Robert Nakano

Robert Nakano

Pick a Kit Protein Classifier

Methods: Random Forest, scikit-learn, React.js, Redux, NLP, Tokenization, NoSQL, MongoDB

Abstract

When comparing meal kits, users on Pick a Kit may have preferences for different proteins (e.g. beef, chicken, or vegetarian). We classify meals from various services based on the proteins they contain, and provide filters for users to easily view meals that fit with their diet.

Problem

One of the main services provided at Pick a Kit is a list of menus from the most common services where a user can compare different meals. This data is mined from the different meal kit service websites; however the type of information available is not consistent across each website. This presented an opportunity: can we predict missing data (i.e. what protein types each meal contains)?

Prototype

I decided to break it down to a simpler problem first: before classifying meals by different proteins (chicken beef pork etc.) I would start by predicting if the meals were vegetarian or not and treat the problem as binary classification.

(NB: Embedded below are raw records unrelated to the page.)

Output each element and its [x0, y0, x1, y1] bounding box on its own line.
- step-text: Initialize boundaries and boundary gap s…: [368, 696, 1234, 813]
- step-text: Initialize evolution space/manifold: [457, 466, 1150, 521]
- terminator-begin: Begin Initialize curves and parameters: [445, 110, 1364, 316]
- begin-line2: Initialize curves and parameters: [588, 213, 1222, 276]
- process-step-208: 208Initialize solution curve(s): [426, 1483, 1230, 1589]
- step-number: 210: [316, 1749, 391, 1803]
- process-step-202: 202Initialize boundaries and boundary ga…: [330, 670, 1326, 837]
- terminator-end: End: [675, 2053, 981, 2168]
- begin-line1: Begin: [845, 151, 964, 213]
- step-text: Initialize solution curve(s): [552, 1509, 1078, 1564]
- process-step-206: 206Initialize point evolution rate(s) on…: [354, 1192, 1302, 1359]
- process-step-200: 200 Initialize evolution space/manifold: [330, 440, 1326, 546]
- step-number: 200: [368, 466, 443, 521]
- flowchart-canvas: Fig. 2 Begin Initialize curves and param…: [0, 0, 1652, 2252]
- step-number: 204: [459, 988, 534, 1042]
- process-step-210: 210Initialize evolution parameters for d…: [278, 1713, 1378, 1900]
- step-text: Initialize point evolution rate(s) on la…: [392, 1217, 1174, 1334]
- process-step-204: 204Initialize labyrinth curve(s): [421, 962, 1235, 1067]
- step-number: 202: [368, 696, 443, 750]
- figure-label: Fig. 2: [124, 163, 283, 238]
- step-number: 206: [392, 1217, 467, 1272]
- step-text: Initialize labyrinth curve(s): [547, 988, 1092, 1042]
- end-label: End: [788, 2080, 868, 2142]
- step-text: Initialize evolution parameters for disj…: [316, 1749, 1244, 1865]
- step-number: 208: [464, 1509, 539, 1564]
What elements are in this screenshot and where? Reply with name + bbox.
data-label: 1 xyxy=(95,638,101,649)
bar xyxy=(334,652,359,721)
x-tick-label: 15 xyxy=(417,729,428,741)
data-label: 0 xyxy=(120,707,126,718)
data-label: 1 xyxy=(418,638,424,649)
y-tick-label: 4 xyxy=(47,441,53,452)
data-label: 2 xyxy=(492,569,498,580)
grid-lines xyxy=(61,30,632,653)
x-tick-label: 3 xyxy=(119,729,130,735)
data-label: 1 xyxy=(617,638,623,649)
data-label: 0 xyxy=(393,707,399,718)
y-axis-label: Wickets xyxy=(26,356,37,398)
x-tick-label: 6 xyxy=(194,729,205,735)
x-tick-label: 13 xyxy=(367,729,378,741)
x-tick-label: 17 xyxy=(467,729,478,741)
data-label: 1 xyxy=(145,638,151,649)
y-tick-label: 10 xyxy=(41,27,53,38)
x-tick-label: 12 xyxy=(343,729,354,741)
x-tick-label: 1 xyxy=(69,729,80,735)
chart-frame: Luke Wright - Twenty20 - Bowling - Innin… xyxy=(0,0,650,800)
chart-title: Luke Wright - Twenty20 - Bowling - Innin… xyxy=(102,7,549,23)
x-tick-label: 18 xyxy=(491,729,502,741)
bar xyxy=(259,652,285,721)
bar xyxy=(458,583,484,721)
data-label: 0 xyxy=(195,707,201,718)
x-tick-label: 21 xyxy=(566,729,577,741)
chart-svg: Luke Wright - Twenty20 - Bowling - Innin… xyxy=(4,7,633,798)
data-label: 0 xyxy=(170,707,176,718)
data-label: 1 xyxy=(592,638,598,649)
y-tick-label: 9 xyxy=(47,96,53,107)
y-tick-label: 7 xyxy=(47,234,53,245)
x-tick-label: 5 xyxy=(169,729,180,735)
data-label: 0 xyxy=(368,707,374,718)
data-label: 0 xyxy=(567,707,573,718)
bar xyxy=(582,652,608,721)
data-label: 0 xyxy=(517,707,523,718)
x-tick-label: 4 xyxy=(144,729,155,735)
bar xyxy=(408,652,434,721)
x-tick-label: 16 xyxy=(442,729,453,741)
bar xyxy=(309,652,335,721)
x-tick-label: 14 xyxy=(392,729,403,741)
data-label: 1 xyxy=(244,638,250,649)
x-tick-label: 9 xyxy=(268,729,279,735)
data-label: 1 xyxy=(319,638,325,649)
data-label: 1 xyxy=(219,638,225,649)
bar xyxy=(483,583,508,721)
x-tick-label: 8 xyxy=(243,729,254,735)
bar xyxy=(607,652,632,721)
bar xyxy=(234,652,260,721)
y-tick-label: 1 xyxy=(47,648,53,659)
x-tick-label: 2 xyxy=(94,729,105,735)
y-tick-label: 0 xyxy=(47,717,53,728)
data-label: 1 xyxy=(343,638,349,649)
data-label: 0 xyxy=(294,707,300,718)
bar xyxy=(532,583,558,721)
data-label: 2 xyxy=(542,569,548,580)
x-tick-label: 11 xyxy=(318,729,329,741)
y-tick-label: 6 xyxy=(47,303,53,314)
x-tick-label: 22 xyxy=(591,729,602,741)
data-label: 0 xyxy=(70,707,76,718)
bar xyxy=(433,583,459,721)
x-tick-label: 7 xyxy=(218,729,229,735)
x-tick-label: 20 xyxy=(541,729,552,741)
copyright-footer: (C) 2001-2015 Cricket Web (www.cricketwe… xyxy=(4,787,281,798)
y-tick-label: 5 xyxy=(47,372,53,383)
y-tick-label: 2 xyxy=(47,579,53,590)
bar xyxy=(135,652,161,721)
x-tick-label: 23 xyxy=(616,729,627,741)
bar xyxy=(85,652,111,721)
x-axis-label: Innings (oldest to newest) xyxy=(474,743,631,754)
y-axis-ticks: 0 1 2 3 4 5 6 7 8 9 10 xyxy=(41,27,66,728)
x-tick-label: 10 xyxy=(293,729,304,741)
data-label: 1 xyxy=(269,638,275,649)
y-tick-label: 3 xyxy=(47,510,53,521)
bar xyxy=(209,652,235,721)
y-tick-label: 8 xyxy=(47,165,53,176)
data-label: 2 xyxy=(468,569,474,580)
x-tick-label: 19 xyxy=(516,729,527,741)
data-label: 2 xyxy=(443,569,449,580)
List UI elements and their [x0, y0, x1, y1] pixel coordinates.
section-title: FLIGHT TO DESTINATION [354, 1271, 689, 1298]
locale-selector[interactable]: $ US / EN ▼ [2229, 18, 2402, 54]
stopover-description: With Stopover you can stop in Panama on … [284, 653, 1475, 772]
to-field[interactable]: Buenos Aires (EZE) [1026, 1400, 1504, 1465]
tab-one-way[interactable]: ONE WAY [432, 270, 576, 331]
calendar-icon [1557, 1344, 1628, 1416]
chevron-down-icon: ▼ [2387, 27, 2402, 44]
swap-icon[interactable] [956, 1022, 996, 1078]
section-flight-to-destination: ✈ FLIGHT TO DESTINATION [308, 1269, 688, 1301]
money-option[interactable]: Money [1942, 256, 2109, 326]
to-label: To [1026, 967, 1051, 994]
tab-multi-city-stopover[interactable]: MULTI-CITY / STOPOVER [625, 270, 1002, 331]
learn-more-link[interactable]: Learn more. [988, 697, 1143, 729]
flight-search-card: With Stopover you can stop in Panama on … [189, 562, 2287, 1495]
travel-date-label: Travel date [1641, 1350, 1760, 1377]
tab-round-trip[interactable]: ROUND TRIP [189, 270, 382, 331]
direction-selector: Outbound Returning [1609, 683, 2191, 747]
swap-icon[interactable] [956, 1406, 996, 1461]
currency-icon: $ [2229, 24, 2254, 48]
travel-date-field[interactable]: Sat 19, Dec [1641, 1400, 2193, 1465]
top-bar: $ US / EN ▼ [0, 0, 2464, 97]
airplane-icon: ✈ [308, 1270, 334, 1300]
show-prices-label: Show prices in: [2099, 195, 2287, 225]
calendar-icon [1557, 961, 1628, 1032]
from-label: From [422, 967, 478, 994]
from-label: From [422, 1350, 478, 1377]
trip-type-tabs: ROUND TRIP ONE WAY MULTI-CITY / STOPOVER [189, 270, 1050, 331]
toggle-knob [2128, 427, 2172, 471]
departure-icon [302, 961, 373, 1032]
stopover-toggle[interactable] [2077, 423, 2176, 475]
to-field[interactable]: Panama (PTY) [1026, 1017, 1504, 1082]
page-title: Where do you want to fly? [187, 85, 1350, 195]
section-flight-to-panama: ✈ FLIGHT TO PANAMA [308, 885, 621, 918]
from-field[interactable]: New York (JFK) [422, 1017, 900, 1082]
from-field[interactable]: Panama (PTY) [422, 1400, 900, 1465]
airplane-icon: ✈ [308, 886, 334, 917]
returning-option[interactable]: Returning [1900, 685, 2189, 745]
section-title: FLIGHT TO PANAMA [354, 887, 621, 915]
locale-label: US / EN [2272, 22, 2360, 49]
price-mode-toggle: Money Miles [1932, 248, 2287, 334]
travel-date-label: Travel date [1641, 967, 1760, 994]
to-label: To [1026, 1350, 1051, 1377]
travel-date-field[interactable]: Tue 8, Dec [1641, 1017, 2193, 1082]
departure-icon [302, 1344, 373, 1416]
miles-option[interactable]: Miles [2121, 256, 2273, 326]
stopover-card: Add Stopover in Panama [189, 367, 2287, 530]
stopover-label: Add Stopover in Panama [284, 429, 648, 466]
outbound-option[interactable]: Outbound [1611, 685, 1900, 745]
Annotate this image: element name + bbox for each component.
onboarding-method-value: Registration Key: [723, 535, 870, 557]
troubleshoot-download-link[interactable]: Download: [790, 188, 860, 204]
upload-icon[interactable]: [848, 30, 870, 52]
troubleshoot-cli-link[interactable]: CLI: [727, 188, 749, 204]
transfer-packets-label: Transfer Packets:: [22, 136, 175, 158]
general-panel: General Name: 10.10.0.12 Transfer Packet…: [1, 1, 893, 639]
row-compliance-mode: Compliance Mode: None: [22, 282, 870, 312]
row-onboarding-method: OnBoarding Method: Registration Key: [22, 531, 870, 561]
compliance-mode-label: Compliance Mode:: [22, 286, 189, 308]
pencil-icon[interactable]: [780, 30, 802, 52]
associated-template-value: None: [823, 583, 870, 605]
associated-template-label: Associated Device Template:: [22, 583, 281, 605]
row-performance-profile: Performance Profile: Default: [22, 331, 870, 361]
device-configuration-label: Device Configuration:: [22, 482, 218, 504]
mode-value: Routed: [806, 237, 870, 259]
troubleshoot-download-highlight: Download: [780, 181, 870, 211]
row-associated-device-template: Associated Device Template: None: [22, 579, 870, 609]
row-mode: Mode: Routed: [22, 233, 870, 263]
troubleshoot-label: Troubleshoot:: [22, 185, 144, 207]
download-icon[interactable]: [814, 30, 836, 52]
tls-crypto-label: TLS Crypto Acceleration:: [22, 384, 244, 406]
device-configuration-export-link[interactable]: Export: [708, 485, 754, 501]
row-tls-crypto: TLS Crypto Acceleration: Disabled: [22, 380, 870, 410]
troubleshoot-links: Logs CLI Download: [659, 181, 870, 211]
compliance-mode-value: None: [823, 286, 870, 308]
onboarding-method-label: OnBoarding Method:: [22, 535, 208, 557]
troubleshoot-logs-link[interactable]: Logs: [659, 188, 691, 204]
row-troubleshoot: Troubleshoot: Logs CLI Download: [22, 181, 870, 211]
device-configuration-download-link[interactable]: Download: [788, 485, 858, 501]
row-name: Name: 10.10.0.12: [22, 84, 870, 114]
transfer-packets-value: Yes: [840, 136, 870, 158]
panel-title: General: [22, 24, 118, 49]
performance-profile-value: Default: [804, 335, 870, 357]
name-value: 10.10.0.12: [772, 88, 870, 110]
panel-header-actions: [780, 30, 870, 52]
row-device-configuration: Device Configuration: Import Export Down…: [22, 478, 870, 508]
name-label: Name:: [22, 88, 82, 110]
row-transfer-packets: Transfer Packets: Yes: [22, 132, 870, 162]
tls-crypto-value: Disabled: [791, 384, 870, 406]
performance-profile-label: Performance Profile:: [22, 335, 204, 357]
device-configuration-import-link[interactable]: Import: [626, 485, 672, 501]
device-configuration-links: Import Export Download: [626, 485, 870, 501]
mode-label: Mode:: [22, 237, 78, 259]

This version of the project used a Bernoulli Naive Bayes algorithm on the sci-kit learn package. Count Vectorization was used to generate tokens from the meal kit service titles subtitles and list of ingredients when available. A fringe benefit from this approach was that it helped us discover the entire problem could be structured as binary classification. Keep 1 variable for each protein type (e.g. hasBeef, hasPork, etc.).

Algorithm Comparison

Could the model be expanded upon and improved? Of course! Working with another classmate at California State University Long Beach we looked at comparing different models including Naive Bayes Random Forest LDA after utilizing. While we found LDA and Naive Bayes models to have rapid performance a Random Forest model was deployed to production due to the infrequency of classification and its ability to work well without data normalization and minimal tuning.

Production

After researching the performance of the different algorithms, the next step was to begin putting it into production. We implemented a filters component using Redux and React.js. Users can select the diet they follow, or check the different proteins they eat.

Conclusion

It's exciting to work end-to-end on a problem, using machine learning to help solve real world problems. So far, we're seeing upwards of 99% accuracy in our classification. I'm looking forward to hearing feedback on this feature and can't wait to see what we cook up next!